For me, such work—striving toward the “ought to be”—brings me back to my yoga mat and includes asana practice. With the larger spiritual and justice-oriented practice in mind/heart, I need the time-space for quiet, slow movement. Currently, it matters to me that the practice is gentle, as the gentleness toward myself (non-judging lovingkindness) allows for gentleness more broadly (non-judging toward uncovering internalized prejudice, developing bias literacy, and kindly correcting myself for the harm/wrongs I do).

Too often, I realize after-the-fact that I’m back in a spiral of beating myself up for the crap I inevitably do as a white person (as whiteness itself is a pathology that means always messing up and living in mess). To choose differently—to humbly acknowledge the mess and to step out of pathological hurt—I need gentle practice. This gentleness is not to excuse, explain away, or allow for white supremacy. Instead, it is to work on healing the wounds and white fragility that manifest as back pain.

With hands (and feet!), I’m working to ground myself and to heal not only my recent flare-up of back pain but also the pain underlying this physical pain. I’m also “taking it easy”—practicing slowly, mindfully, even cautiously—and using my favorite gentle yoga video to do so.

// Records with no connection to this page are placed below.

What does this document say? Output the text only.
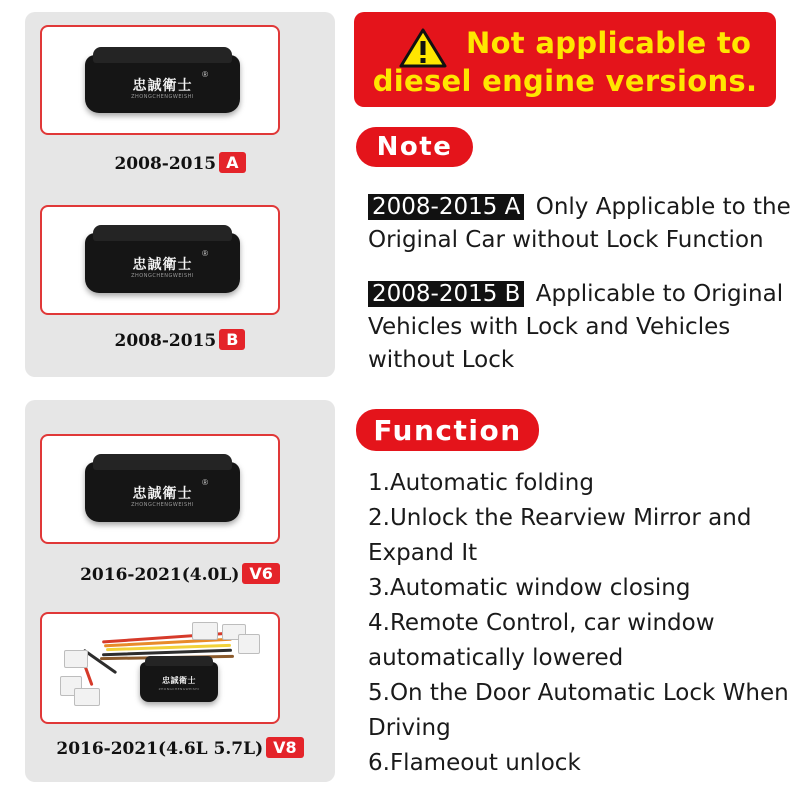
忠誠衛士
ZHONGCHENGWEISHI
®
2008-2015 A
忠誠衛士
ZHONGCHENGWEISHI
®
2008-2015 B
忠誠衛士
ZHONGCHENGWEISHI
®
2016-2021(4.0L) V6
忠誠衛士
ZHONGCHENGWEISHI
2016-2021(4.6L 5.7L) V8
Not applicable to
diesel engine versions.
Note
2008-2015 A Only Applicable to the Original Car without Lock Function
2008-2015 B Applicable to Original Vehicles with Lock and Vehicles without Lock
Function
1.Automatic folding
2.Unlock the Rearview Mirror and Expand It
3.Automatic window closing
4.Remote Control, car window automatically lowered
5.On the Door Automatic Lock When Driving
6.Flameout unlock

Going forward, I’d like to think more about yoga during illness, as too often it’s illness (or physical pain) that brings me back to asana practice. I’d like to honor my body’s wisdom when it speaks to me in whispers (and to hear the quiet whispers and not just the screams of pain). I’d also like to explore the links between spiritual practice and resiliency. I’d like to commit now—today and every day—to embodied self-care for justice.